If the death of a spouse isn’t bad enough, next comes dealing with the financial aftermath. The loss of a spouse can unleash a cascade of questions, tasks, and worries, especially if the spouse who passed away was “in charge” of the financial side of the household.
The first few months following the death of a spouse are going to be filled with questions surrounding what happens now. There are a few “dos and don’ts” to follow during these months.
Things To Do:
Keep Paying Regular Monthly Expenses - This seems simple, but simple things can be easily overlooked during this time. Monthly expenses that are not set up to be paid automatically may not get paid. Make sure you are still paying things like the mortgage, insurance premiums, utility bills, and car payments. Consider setting these bills on automatic payments if they are not already.
Evaluate Your Personal and Household Expenses - Your typical spending patterns have changed even if it feels like they have stayed the same. Start keeping a closer eye on your cash flow to begin seeing a pattern of your new spending habits. Also, look into canceling recurring bills that only benefited your spouse and/or will no longer benefit you.
Review Your Insurance Coverage(s) - There may be issues if you were insured by your spouse’s employer. A clock starts ticking after the covered employee passes away. The spouse of the covered employee typically has 30 days after the death of a covered employee to notify the health plan administrator and then is eligible for COBRA benefits for up to 36 months.
Discover All Financial Accounts - Most married couples designate one person to be in charge of the household finances, and this often leaves the other spouse in the dark about where money is coming from and where it is going. Your most recent tax return can help you find money that is coming into the household and where it is going. Start collecting mail (or electronic notifications) from your financial institutions. These statements can act like breadcrumbs leading you to your accounts.
Review, and If Necessary, Update Beneficiaries on Accounts and Insurance Policies - Your estate planning will have likely changed after such a significant life event. Keep your beneficiary designations aligned with your new circumstances. The beneficiaries named on your accounts and insurance policies direct where the money/property will go, regardless of what your estate planning documents say. Your designated beneficiary will have the claim to the property even if your estate planning documents say otherwise.
Change the Titling of Any Joint Accounts - This will streamline things and help avoid any complications later on.
Things NOT To Do:
For at Least the First Year, Do Not Make Any Big Decisions You Cannot Change - Paying off the mortgage, buying an annuity, canceling insurance policies, doing a reverse mortgage, giving money to friends, family members and/or charities are all major money decisions and cannot be undone if you change your mind. You can always do these things at a later time. Give yourself plenty of time to think about these irreversible decisions.

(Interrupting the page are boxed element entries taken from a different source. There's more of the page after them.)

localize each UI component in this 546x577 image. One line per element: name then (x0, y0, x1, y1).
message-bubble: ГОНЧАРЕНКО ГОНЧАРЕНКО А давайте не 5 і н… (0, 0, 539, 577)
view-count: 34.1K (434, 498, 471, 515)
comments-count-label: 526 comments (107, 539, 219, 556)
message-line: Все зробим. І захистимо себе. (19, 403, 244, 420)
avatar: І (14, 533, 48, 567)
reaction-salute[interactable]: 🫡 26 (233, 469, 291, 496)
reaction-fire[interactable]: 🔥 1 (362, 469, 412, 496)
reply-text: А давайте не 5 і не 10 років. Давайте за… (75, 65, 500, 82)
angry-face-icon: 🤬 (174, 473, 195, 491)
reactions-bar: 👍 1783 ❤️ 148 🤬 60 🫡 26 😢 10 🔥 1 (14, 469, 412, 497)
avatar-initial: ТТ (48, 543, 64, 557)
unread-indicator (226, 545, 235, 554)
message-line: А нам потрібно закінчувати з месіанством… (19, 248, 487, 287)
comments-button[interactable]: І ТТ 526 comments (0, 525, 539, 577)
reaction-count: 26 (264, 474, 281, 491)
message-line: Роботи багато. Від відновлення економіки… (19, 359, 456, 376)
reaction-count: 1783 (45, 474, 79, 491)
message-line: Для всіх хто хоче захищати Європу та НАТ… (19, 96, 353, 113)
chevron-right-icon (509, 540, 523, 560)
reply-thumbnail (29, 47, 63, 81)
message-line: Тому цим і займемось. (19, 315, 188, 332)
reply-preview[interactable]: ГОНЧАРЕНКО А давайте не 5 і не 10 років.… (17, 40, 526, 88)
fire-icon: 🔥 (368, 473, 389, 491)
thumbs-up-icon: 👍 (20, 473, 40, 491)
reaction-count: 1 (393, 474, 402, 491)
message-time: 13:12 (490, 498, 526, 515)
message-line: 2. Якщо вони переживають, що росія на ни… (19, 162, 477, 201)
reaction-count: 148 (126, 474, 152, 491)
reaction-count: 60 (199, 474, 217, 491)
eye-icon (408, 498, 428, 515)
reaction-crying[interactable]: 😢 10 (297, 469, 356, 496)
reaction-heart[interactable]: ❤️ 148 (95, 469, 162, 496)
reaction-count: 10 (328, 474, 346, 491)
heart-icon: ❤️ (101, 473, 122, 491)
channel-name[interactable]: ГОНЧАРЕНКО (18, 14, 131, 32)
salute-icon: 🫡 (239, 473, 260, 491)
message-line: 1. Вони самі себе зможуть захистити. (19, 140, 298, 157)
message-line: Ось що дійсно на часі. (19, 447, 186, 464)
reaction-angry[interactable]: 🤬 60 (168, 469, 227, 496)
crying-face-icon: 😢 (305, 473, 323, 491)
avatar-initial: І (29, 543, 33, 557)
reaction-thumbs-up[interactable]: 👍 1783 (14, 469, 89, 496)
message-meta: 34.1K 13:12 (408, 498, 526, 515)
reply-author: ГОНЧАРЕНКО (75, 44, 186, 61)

Do Not Continue Your Financial Life As If Nothing Happened - The death of a spouse can spark many changes to the household finances. There may be a loss of income, a change in investment strategy, or a lump sum of insurance money. Do not continue on the path as previously planned. The landscaped has changed, and you should not be navigating using an old map.
Do Not Give in to Pressure From Others - This includes people both inside and outside of the family. Relatives may have your best interest in mind, but they may not know what is actually best for you. Good intentions do not always lead to good outcomes. People inside the family are also grieving and may not be thinking clearly.
Do Not Do This Alone - Assemble a team that is knowledgeable about what you are going through and has seen this before. Work with experts who specialize in this area and who have helped many of their clients go through this situation. Make sure you trust them, feel comfortable asking questions (lots of questions), and that you clearly understand the answers you are given.
Taking on your finances after the death of a spouse can be a daunting task. But eating the elephant one bite at a time and getting help from knowledgeable and trustworthy professionals will lessen that burden. You are much more capable of doing this than you may think. If your spouse could do it, why can’t you?